The first Free Community Matinee Concert is at 4:30 p.m. Sunday at Strings Music Pavilion. There will be open seating inside the venue for attendees of all ages. Speakers also will be set up in nearby Strings Park so guests can enjoy an outdoor music experience.
Steamboat Meat & Seafood Co. will grill food to sell.
“We really wanted to present this concert as a gift to the community,” Mead said. “We chose music that everyone knows and loves, paired that with the highest caliber of musicians.”
Sunday’s program includes classical favorites and the sound that is uniquely American jazz, performed by Strings music directors Andrés Cárdenes, Monique Mead and Arturo Delmoni on violin, Wendy Chen and Mike Garson on piano, Catherine Lehr on cello and Mark Nuccio on clarinet.
Simon Boyar, who plays marimba, will make an appearance, as well.
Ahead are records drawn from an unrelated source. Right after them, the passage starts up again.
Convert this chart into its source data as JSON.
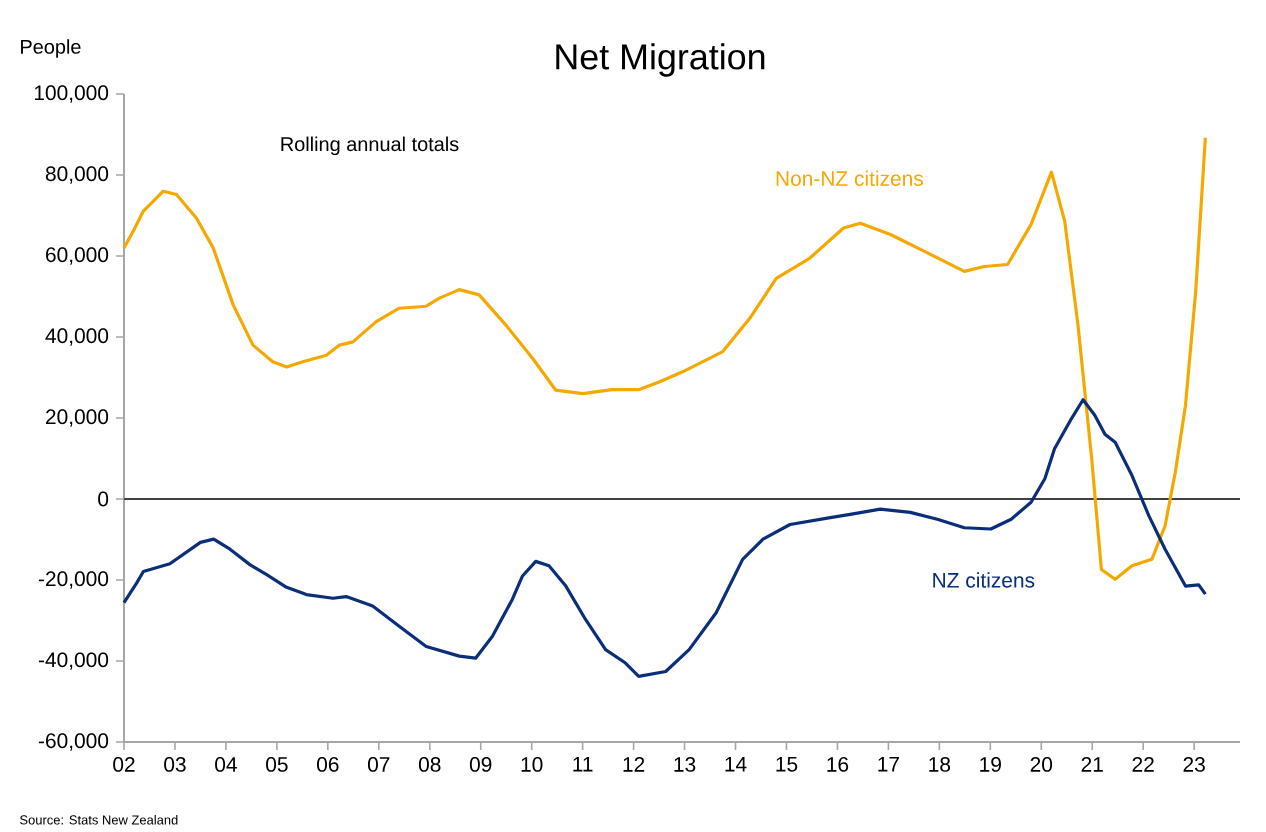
{
  "chart_data": {
    "type": "line",
    "title": "Net Migration",
    "ylabel": "People",
    "annotations": [
      "Rolling annual totals",
      "Source: Stats New Zealand"
    ],
    "legend": false,
    "grid": false,
    "marker": "none",
    "line_style": "solid",
    "xlim": [
      2002,
      2023.9
    ],
    "ylim": [
      -60000,
      100000
    ],
    "xticks": [
      {
        "value": 2002,
        "label": "02"
      },
      {
        "value": 2003,
        "label": "03"
      },
      {
        "value": 2004,
        "label": "04"
      },
      {
        "value": 2005,
        "label": "05"
      },
      {
        "value": 2006,
        "label": "06"
      },
      {
        "value": 2007,
        "label": "07"
      },
      {
        "value": 2008,
        "label": "08"
      },
      {
        "value": 2009,
        "label": "09"
      },
      {
        "value": 2010,
        "label": "10"
      },
      {
        "value": 2011,
        "label": "11"
      },
      {
        "value": 2012,
        "label": "12"
      },
      {
        "value": 2013,
        "label": "13"
      },
      {
        "value": 2014,
        "label": "14"
      },
      {
        "value": 2015,
        "label": "15"
      },
      {
        "value": 2016,
        "label": "16"
      },
      {
        "value": 2017,
        "label": "17"
      },
      {
        "value": 2018,
        "label": "18"
      },
      {
        "value": 2019,
        "label": "19"
      },
      {
        "value": 2020,
        "label": "20"
      },
      {
        "value": 2021,
        "label": "21"
      },
      {
        "value": 2022,
        "label": "22"
      },
      {
        "value": 2023,
        "label": "23"
      }
    ],
    "yticks": [
      {
        "value": -60000,
        "label": "-60,000"
      },
      {
        "value": -40000,
        "label": "-40,000"
      },
      {
        "value": -20000,
        "label": "-20,000"
      },
      0,
      {
        "value": 20000,
        "label": "20,000"
      },
      {
        "value": 40000,
        "label": "40,000"
      },
      {
        "value": 60000,
        "label": "60,000"
      },
      {
        "value": 80000,
        "label": "80,000"
      },
      {
        "value": 100000,
        "label": "100,000"
      }
    ],
    "ref_lines": [
      {
        "axis": "y",
        "value": 0,
        "color": "#404040"
      }
    ],
    "series": [
      {
        "name": "Non-NZ citizens",
        "color": "#f5a800",
        "x": [
          2002.0,
          2002.18,
          2002.38,
          2002.77,
          2003.03,
          2003.42,
          2003.75,
          2004.14,
          2004.53,
          2004.92,
          2005.19,
          2005.51,
          2005.97,
          2006.23,
          2006.49,
          2006.95,
          2007.4,
          2007.93,
          2008.19,
          2008.58,
          2008.97,
          2009.49,
          2010.02,
          2010.47,
          2011.0,
          2011.58,
          2012.1,
          2012.5,
          2012.96,
          2013.75,
          2014.28,
          2014.8,
          2015.46,
          2016.12,
          2016.45,
          2017.04,
          2017.7,
          2018.49,
          2018.88,
          2019.34,
          2019.8,
          2020.2,
          2020.46,
          2020.72,
          2020.99,
          2021.18,
          2021.45,
          2021.78,
          2022.17,
          2022.43,
          2022.63,
          2022.83,
          2023.03,
          2023.22
        ],
        "values": [
          62000,
          66100,
          71100,
          76000,
          75200,
          69400,
          62000,
          48000,
          38000,
          33900,
          32600,
          33900,
          35500,
          38000,
          38800,
          43800,
          47100,
          47600,
          49600,
          51700,
          50400,
          43000,
          34700,
          26900,
          26000,
          27000,
          27000,
          28900,
          31400,
          36400,
          44600,
          54500,
          59500,
          66900,
          68100,
          65300,
          61200,
          56200,
          57400,
          57900,
          67800,
          80700,
          68600,
          43000,
          9900,
          -17400,
          -19800,
          -16500,
          -14900,
          -6600,
          6600,
          23100,
          51200,
          89200
        ]
      },
      {
        "name": "NZ citizens",
        "color": "#0b2e7a",
        "x": [
          2002.0,
          2002.25,
          2002.38,
          2002.9,
          2003.5,
          2003.76,
          2004.08,
          2004.47,
          2004.8,
          2005.19,
          2005.58,
          2006.1,
          2006.36,
          2006.88,
          2007.4,
          2007.93,
          2008.58,
          2008.9,
          2009.23,
          2009.62,
          2009.82,
          2010.08,
          2010.34,
          2010.67,
          2011.06,
          2011.45,
          2011.84,
          2012.1,
          2012.63,
          2013.09,
          2013.62,
          2014.14,
          2014.54,
          2015.07,
          2015.86,
          2016.25,
          2016.84,
          2017.43,
          2017.96,
          2018.49,
          2019.01,
          2019.41,
          2019.8,
          2020.07,
          2020.26,
          2020.59,
          2020.82,
          2021.05,
          2021.25,
          2021.45,
          2021.78,
          2022.11,
          2022.43,
          2022.83,
          2023.09,
          2023.22
        ],
        "values": [
          -25600,
          -20700,
          -17900,
          -16000,
          -10700,
          -9900,
          -12400,
          -16200,
          -18700,
          -21800,
          -23600,
          -24500,
          -24100,
          -26400,
          -31400,
          -36400,
          -38800,
          -39300,
          -33900,
          -24800,
          -19000,
          -15400,
          -16500,
          -21500,
          -29800,
          -37200,
          -40500,
          -43800,
          -42600,
          -37200,
          -28100,
          -14900,
          -9900,
          -6300,
          -4600,
          -3800,
          -2500,
          -3300,
          -5000,
          -7100,
          -7400,
          -5000,
          -800,
          5000,
          12400,
          19800,
          24500,
          20700,
          16000,
          14000,
          5800,
          -4100,
          -12400,
          -21500,
          -21200,
          -23500
        ]
      }
    ]
  }
}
Boyar was featured in the Strings School Days program in May.
The concert will open with selections from George Gershwin’s “Porgy and Bess.”
Delmoni and Chen will play familiar tunes from 1930s-era musicals such as “Bess, You is My Woman Now” and “Summertime.”
After a short intermission, the second half of the performance will feature arrangements by composer and pianist Garson, including a jazzed-up Pachebel’s Canon in D minor.
“All of a sudden, he gets into it, and its jazz; its improvising,” Mead said about the unique arrangement. “He’ll get it really grooving and moving.”
She and Strings director Kay Clagett said it was an opportunity not to be missed.
“What could be more fun than a free concert on a Sunday afternoon listening to Gershwin’s ‘Porgy and Bess’ or Artie Shaw’s clarinet concerto,” Clagett said. “It’s a great way to wrap up your weekend with exceptional music.”
Mead added that several of Garson’s arrangements were written specifically for this concert, for Steamboat and for the Strings audience.
“It’s a once-in-a-lifetime chance,” she said. “Who knows if we’ll play them again.”